Terkait dengan penyusunan Prolegnas
di lingkungan Pemerintah, Menteri meminta kepada menteri lain dan pimpinan LPND
mengenai perencanaan pembentukan RUU di lingkungan instansinya masing-masing
sesuai dengan lingkup bidang tugas dan tanggung jawabnya. Penyampaian
perencanaan pembentukan RUU disertai dengan pokok materi yang akan diatur serta
keterkaitannya dengan peraturan perundang-undangan lainnya. Dalam hal menteri
lain atau pimpinan LPND telah menyusun naskah akademis, maka naskah akademis
tersebut wajib disertakan dalam penyampaian perencanaan pembentukan RUU.
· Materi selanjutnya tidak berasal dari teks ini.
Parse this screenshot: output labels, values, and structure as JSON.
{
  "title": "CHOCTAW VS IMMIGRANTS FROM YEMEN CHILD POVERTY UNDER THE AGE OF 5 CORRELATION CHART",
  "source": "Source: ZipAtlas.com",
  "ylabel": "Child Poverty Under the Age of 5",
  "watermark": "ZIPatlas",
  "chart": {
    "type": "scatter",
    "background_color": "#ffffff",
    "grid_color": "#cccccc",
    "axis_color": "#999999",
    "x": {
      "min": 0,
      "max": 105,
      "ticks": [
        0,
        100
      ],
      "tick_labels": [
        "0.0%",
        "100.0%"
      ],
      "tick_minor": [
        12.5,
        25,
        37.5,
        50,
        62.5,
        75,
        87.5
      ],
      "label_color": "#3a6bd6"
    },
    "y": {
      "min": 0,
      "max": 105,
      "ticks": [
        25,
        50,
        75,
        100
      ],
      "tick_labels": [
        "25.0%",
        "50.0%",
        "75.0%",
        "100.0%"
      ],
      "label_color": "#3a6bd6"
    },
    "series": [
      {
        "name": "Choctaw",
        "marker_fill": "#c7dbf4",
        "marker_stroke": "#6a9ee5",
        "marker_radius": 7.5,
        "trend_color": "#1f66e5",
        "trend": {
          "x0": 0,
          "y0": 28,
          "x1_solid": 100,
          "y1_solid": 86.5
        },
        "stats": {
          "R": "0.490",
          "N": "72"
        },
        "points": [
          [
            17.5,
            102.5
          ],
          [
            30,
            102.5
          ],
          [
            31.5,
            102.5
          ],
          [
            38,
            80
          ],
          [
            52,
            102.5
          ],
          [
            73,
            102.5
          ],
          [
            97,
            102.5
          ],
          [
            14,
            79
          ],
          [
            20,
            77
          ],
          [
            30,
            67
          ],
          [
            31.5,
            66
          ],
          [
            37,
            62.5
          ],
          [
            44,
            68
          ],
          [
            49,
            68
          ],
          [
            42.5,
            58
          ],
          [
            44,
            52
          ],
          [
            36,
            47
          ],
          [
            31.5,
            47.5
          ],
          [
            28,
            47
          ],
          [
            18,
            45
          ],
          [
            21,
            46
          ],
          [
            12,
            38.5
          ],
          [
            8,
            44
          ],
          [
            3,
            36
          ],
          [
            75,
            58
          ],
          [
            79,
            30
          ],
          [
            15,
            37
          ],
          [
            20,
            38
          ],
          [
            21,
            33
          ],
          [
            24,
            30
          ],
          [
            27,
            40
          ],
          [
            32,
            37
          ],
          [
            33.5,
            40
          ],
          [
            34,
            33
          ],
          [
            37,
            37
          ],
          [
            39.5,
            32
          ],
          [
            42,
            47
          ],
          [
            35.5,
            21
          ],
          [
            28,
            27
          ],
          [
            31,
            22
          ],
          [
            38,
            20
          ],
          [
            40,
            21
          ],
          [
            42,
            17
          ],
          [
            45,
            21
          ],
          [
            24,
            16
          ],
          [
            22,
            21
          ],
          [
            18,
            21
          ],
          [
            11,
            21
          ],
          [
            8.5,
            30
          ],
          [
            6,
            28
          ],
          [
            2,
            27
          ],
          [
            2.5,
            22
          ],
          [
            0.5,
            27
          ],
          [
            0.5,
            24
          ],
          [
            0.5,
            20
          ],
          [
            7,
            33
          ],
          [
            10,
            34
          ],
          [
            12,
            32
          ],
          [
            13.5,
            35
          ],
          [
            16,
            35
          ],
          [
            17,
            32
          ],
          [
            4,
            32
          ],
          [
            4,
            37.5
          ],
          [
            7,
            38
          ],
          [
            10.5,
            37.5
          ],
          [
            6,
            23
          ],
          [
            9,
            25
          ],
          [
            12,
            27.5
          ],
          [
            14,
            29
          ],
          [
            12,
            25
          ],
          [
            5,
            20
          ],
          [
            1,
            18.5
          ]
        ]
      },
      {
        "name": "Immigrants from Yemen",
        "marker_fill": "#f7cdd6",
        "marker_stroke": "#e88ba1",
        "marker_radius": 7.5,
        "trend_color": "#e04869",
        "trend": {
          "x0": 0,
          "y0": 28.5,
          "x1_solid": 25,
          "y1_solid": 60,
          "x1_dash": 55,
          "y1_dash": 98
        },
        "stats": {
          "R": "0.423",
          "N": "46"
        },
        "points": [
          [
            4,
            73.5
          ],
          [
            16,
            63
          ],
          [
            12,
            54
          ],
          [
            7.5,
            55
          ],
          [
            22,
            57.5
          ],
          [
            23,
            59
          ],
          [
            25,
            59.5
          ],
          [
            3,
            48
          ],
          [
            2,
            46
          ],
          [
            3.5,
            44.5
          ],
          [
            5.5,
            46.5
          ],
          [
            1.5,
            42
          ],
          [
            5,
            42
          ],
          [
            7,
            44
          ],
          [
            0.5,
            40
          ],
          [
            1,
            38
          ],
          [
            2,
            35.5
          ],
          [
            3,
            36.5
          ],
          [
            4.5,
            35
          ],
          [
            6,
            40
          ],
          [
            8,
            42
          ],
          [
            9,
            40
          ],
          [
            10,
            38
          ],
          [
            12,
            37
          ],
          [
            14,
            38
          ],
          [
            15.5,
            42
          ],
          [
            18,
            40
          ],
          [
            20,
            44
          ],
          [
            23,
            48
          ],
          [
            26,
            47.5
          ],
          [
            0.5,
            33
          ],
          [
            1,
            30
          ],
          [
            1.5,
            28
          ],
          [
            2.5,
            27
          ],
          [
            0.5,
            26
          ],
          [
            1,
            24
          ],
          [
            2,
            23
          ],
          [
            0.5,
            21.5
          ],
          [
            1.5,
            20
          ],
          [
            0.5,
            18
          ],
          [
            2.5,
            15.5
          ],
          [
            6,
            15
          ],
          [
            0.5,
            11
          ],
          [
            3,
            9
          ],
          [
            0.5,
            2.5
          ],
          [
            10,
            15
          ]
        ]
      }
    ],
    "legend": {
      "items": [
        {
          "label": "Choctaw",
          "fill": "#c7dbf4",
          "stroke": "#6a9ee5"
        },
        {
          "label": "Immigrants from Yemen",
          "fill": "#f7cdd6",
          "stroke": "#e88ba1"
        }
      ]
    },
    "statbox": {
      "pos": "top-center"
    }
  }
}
Setelah RUU disampaikan, Menteri
melakukan pengharmonisasian, pembulatan, dan pemantapan konsepsi RUU dengan
penyusun perencanaan (pemrakarsa) dan bersama-sama dengan menteri lain dan
pimpinan LPND yang terkait dengan substansi RUU. Upaya pengharmonisasian,
pembulatan, dan pemantapan konsepsi RUU diarahkan pada perwujudan keselarasan
konsepsi tersebut dengan:
- falsafah negara;
- tujuan nasional berikut aspirasi yang melingkupinya;
- UUD Negara RI Tahun 1945;
- undang-undang lain yang telah ada berikut segala peraturan pelaksanaannya; dan
- kebijakan lainnya yang terkait dengan bidang yang diatur dengan RUU tersebut.
Upaya pengharmonisasian, pembulatan,
dan pemantapan konsepsi RUU dilaksanakan melalui forum konsultasi yang
dikoordinasikan oleh Menteri. Dalam hal konsepsi RUU terebut disertai dengan
naskah akademis, maka naskah akademis dijadikan bahan pembahasan dalam forum
konsultasi. Dalam forum konsultasi tersebut, dapat diundang para ahli dari
lingkungan perguruan tinggi dan organisasi di bidang sosial, politik, profesi,
atau kemasyarakatan lainnya sesuai dengan kebutuhan.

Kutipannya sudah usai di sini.